The words of Nils Hellstrom.


I remember my childhood in the Hive as the happiest period, the happiest experience a human could ever enjoy. Nothing I really needed was denied me. I knew that all around me were people who would protect me with their lives. It came to me only gradually that I owed these people the same full measure of payment were it ever demanded of me. What a profound thing the insects have taught us! How different it is from the wild Outside opinions about insects. Hollywood, for instance, has long contended that the mere threat of having an insect crawl on one’s face is enough to make a grown man beg for mercy and tell every secret he ever knew. Philosopher Harl, the wisest of his specialty among us, tells me that from childhood nightmares to adult psychosis, the insect is a common horror fixation in the Outsider’s mind. How strange it is that Outsiders cannot look beyond the insect’s great strength and efficient face to see the lesson embodied there for us all. Lesson one, of course, is that the insect is never afraid to die for his brethren.


“How could they let those—those Outsiders get away with that bicycle?” Hellstrom stormed.

He stood almost in the center of Hive Central Security, a chamber deep within the Hive that could tap into and repeat the data collected from any of its internal and external sensors. The room lacked only the positive direct visual backup of the barn aerie to make it the most important security post in the Hive. Hellstrom often preferred this backup post to the aerie. The sense of bustling workers whose activities spread outward all around gave him a feeling of protection that he believed helped his thought processes.

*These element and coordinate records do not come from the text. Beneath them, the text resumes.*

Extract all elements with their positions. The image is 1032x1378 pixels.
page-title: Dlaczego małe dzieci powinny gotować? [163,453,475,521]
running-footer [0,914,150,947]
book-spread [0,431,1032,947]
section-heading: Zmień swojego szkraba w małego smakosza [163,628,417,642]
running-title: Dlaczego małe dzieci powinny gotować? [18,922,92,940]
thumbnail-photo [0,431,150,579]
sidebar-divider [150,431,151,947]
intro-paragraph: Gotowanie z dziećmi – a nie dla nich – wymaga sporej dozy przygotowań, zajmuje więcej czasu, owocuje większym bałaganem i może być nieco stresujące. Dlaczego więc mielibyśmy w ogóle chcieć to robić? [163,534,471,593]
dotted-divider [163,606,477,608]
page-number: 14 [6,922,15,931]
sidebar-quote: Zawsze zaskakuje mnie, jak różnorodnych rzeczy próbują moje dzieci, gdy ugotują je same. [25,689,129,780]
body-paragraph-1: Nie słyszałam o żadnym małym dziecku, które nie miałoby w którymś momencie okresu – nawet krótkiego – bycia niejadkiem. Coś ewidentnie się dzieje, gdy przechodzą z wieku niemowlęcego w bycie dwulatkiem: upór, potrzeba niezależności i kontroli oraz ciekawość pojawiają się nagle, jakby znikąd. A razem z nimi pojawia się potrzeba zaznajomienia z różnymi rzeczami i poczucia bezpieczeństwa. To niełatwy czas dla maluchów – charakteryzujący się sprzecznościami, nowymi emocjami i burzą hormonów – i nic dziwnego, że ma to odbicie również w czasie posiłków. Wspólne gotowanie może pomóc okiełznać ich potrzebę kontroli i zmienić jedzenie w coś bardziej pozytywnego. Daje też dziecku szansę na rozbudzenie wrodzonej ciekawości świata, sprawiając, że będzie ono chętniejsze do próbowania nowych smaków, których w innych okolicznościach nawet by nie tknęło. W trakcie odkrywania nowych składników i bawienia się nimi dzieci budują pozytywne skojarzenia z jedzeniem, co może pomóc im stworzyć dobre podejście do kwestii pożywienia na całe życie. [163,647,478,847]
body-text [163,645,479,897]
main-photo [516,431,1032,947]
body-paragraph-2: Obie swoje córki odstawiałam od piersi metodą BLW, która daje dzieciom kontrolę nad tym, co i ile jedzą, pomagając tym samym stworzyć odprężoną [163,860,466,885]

Saldo, who had made the report, shuddered under the combined weight of Hellstrom’s wrath and of complex personal knowledge not only of the danger this development brought, but of the judgment error that went directly back to the prime male. Saldo was shaken in his innermost being. If only Hellstrom had heeded the words of warning. If only . . . But it would not be wise to remind Hellstrom of this as yet.

“Our surveillance workers did not know what was happening until it was too late,” Saldo explained. “Fancy had emerged earlier and they were lulled into a sense of complacency. A closed truck drove up. Four men went into Peruge’s room and two of them emerged with the bicycle. They were driving away before our people could get across the street and try to stop them. We pursued, but they were prepared for that and we were not. Another truck blocked our pursuit and let them get away. They were at the airport and the bicycle was gone before we could catch up.”

Hellstrom closed his eyes. His mind felt clotted with foreboding. He opened his eyes and said, “And all this time, Fancy was down the street at the restaurant eating Outsider foods.”

“We’ve always known how she is about that,” Saldo said. “It’s a defect.” He made the vat sign, eyebrows raised questioningly.

“No.” Hellstrom shook his head. “Don’t be too quick to discount her value to us. Fancy’s not yet ready for the vats. Where is she right now?”

“Still at the restaurant.”

“I thought I ordered her brought in.”

Saldo shrugged.

Of course, Hellstrom thought. The workers were fond of Fancy and many of them knew about her defect. What harm was there in letting her finish a meal of exotic Outsider food? Fondness could be a defect, too. “Have her picked up and brought back immediately,” he ordered.

“I should’ve ordered that myself at once,” Saldo admitted. “No excuse. I was at my station monitoring our communications with town when—no excuse. All I thought of was hurrying down the gallery to you.”

“I understand.” Hellstrom indicated a communications console ahead of him.

Saldo moved to the station quickly, relayed Hellstrom’s order. It felt good to be taking positive action, but his deeper disturbance was not eased. What did Hellstrom mean with his mysterious allusions to Fancy’s value? How could she possibly help save the Hive with such behavior? But the older ones often did know things denied to the younger. Most of the Hive’s workers knew this. It did not seem possible that Fancy was helping, but the possibility could not be denied in the face of Hellstrom’s positive assertion.